Brock Lesnar vs Roman Reigns
The fans are solidly on Team Lesnar. Sign of the Night: ‘It Never Reigns in Northern California.’ Lesnar dominates the match tossing Reigns around like he’s Brady Boone. Reigns gets in a few lucky shots that legitimately gets Lesnar bleeding from the side of his face and chin, but it just makes Brock look more like the live action Conan the Barbarian of wrestling he already was as he continues the onslaught.
Reigns eats several F5s, but kicks out of two only to get pummeled again. Reigns has had so little offense he’s like the modern Mikey Whipwreck. On the outside, Brock misses a charge and hits the ringpost enough to start bleeding. Even this isn’t enough to give Reigns a real advantage as the Superman punch only staggers Brock.
A spear can’t get the win either and just as Brock counters with another F5, Rollins’ music hits. Time to cash in!
Now the match is a triple threat and if you can’t predict this ending you haven’t been watching long enough. Lesnar catches Rollins for an F5, but Reigns spears him.
That gives Rollins enough of an opening to hit the curb stomp (the same one that couldn’t pin Orton earlier) to win the title and move the belt off the part-time Lesnar without ruining his credibility.
Winner: Rollins.

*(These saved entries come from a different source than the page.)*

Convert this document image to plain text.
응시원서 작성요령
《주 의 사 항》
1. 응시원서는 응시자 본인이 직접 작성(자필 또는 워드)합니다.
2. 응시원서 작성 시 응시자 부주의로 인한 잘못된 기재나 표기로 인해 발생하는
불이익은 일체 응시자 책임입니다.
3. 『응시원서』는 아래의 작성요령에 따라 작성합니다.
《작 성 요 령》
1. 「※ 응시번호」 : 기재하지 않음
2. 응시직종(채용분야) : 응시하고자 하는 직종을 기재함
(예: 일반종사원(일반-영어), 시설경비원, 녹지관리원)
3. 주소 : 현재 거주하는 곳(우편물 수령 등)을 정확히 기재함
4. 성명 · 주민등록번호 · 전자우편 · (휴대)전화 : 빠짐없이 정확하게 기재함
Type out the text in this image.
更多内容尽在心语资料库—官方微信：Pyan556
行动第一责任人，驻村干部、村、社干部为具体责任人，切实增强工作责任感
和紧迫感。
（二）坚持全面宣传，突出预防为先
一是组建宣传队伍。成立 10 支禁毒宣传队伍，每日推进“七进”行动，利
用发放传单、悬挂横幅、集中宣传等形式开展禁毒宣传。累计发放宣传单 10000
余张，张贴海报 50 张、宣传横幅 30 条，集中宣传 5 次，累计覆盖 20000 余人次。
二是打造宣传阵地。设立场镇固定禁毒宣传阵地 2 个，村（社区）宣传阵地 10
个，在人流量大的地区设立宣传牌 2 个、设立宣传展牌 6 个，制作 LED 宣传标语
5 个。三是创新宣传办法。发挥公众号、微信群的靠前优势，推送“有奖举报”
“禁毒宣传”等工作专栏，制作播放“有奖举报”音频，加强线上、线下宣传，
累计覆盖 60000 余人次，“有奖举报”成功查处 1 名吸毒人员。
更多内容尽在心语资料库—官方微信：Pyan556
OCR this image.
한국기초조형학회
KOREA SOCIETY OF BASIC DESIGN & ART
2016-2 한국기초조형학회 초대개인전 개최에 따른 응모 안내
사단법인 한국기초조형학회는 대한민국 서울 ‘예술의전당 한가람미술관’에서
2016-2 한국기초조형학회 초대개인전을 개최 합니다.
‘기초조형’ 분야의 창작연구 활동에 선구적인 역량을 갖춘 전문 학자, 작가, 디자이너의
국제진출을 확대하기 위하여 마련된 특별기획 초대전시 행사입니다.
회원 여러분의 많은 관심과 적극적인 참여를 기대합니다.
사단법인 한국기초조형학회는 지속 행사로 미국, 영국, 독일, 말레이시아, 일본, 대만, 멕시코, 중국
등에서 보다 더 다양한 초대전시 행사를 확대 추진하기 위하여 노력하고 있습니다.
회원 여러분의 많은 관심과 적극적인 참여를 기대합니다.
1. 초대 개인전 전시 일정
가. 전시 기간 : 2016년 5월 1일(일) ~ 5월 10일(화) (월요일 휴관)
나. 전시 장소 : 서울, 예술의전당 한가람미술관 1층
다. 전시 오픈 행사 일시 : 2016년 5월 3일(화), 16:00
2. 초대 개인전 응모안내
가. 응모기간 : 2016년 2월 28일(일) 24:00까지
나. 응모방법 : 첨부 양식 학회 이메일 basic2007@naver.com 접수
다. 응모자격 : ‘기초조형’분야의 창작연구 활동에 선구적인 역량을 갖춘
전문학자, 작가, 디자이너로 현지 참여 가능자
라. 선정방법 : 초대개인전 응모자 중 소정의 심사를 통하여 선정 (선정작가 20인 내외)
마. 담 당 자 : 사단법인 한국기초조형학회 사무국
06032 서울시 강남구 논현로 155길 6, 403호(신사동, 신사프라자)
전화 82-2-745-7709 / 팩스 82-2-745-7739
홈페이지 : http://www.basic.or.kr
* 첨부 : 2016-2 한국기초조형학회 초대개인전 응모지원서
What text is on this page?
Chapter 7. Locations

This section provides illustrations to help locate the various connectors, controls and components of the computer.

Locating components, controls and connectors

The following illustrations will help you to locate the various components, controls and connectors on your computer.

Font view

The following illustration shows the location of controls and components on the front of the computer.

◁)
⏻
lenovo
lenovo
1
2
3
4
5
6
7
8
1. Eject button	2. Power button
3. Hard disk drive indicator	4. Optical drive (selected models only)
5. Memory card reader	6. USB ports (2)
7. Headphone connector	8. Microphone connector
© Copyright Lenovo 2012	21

I didn’t like Rollins losing to Orton earlier in the show, but it was absolutely the right move considering the ending. Now Orton can demand a title shot after beating the champ, but so too can Bryan, who beat Rollins to get the No. 1 contender match at Fastlane.
Reigns can seek payback for Rollins ruining his moment and Lesnar can call in his rematch. Not to mention Ambrose still has a score to settle with his former SHIELD-mate. Rollins is easily the best option for the belt and with The Authority backing him, they could reasonably keep the belt on him until Wrestlemania 32 when perhaps a NXT star has emerged as the company’s hottest act?